Mey Alexander, Loog Marco
IEEE Trans Pattern Anal Mach Intell. 2023 Apr;45(4):4747-4767. doi: 10.1109/TPAMI.2022.3198175. Epub 2023 Mar 7.
Semi-supervised learning is the learning setting in which we have both labeled and unlabeled data at our disposal. This survey covers theoretical results for this setting and maps out the benefits of unlabeled data in classification and regression tasks. Most methods that use unlabeled data rely on certain assumptions about the data distribution. When those assumptions are not met, including unlabeled data may actually decrease performance. For all practical purposes, it is therefore instructive to have an understanding of the underlying theory and the possible learning behavior that comes with it. This survey gathers results about the possible gains one can achieve when using semi-supervised learning as well as results about the limits of such methods. Specifically, it aims to answer the following questions: what are, in terms of improving supervised methods, the limits of semi-supervised learning? What are the assumptions of different methods? What can we achieve if the assumptions are true? As, indeed, the precise assumptions made are of the essence, this is where the survey's particular attention goes out to.

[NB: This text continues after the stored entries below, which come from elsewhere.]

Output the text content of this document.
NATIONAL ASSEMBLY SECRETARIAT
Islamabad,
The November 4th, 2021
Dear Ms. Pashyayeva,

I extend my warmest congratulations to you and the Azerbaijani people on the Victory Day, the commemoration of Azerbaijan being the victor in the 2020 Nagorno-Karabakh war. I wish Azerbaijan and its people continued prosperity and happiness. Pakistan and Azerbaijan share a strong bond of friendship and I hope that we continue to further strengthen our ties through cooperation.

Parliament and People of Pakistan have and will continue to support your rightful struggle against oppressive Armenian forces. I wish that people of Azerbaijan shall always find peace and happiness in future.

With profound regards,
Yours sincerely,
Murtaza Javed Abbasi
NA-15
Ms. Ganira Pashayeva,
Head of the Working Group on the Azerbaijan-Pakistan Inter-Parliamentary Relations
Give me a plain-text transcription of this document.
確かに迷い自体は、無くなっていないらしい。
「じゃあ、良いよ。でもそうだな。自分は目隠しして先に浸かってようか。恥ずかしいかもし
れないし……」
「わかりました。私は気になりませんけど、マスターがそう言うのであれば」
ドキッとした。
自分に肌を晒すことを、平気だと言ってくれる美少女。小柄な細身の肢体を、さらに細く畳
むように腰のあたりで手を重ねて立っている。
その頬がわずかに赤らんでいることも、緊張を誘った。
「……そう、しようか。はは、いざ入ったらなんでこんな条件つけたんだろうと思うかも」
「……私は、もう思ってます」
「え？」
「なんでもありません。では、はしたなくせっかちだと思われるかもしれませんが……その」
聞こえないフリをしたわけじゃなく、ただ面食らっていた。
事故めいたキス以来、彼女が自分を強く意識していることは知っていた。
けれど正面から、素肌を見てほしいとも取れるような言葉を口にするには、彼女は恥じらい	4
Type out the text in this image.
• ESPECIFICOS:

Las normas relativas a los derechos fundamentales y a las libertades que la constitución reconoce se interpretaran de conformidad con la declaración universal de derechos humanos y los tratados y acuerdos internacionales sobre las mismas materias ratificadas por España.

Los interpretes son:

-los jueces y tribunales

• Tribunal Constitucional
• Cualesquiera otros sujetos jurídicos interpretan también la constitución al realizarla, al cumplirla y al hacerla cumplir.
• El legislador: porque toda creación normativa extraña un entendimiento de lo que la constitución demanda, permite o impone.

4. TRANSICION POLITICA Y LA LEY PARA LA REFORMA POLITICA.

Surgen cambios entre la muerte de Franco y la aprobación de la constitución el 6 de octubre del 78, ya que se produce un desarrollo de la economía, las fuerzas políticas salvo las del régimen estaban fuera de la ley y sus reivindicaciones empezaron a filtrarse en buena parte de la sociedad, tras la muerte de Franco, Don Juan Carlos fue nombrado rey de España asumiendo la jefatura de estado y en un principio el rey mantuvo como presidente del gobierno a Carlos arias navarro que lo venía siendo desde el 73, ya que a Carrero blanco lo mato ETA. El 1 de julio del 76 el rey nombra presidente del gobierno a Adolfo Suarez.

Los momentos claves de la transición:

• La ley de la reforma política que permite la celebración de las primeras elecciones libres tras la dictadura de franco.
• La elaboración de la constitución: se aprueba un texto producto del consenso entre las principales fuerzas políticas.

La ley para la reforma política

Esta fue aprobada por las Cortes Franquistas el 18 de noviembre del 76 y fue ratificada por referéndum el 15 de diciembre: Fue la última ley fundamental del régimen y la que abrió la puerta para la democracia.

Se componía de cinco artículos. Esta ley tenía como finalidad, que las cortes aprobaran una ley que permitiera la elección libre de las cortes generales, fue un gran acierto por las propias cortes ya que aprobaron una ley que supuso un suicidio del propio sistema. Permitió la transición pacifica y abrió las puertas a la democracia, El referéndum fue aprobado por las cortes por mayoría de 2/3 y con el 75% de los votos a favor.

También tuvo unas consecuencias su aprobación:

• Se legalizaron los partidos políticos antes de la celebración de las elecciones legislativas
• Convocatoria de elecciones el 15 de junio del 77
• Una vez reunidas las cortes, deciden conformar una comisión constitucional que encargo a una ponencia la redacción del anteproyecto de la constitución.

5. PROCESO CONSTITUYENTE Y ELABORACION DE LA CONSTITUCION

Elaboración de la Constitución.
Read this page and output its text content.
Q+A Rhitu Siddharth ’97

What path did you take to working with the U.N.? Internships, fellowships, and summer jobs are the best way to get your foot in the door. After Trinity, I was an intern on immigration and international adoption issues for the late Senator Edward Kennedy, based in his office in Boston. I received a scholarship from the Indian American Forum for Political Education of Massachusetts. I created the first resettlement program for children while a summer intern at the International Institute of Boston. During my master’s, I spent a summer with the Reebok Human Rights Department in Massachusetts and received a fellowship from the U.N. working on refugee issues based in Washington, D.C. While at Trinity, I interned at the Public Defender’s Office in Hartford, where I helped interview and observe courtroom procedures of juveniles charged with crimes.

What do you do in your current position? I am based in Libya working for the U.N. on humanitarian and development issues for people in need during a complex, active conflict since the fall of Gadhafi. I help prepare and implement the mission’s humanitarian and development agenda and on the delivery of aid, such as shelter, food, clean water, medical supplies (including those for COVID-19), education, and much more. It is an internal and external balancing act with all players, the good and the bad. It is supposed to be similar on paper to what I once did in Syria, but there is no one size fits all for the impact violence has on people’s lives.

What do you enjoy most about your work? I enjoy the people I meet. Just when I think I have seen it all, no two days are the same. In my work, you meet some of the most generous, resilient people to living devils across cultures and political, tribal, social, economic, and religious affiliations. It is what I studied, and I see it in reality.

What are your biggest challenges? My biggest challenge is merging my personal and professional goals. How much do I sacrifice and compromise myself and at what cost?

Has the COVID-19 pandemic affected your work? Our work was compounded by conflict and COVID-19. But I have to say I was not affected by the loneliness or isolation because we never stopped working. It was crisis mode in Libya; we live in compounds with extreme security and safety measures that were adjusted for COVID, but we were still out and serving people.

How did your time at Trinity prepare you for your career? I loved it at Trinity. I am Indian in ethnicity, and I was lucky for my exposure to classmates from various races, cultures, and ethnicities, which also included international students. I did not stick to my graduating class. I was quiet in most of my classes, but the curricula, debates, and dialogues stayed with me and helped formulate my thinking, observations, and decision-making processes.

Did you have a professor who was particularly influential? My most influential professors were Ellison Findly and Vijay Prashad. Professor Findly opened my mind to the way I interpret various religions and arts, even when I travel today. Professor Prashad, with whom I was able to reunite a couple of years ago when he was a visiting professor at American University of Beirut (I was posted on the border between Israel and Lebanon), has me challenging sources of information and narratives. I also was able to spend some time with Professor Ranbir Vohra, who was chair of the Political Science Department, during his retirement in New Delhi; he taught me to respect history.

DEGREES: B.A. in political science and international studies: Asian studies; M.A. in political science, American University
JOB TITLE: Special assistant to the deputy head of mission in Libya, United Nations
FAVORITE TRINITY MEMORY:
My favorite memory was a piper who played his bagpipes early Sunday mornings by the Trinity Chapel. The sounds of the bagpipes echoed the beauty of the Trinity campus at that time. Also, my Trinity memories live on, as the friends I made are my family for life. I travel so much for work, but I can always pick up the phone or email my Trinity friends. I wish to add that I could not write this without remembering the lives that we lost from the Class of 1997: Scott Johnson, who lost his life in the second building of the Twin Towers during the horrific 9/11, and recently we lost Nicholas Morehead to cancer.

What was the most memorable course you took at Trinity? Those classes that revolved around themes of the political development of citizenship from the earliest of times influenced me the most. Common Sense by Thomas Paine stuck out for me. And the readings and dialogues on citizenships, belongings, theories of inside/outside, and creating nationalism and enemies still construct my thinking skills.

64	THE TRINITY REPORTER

半监督学习是一种学习设置,在这种设置中我们可以使用有标签和无标签的数据。本综述涵盖了该设置下的理论成果,并阐述了无标签数据在分类和回归任务中的优势。大多数使用无标签数据的方法都依赖于关于数据分布的某些假设。当这些假设不成立时,包含无标签数据实际上可能会降低性能。因此,出于所有实际目的,了解其基础理论以及随之而来的可能的学习行为是很有指导意义的。本综述收集了关于使用半监督学习可能取得的收益以及此类方法局限性的结果。具体而言,它旨在回答以下问题:就改进监督方法而言,半监督学习的局限性是什么?不同方法的假设是什么?如果假设成立我们能取得什么成果?事实上,所做的精确假设至关重要,这也是本综述特别关注的地方。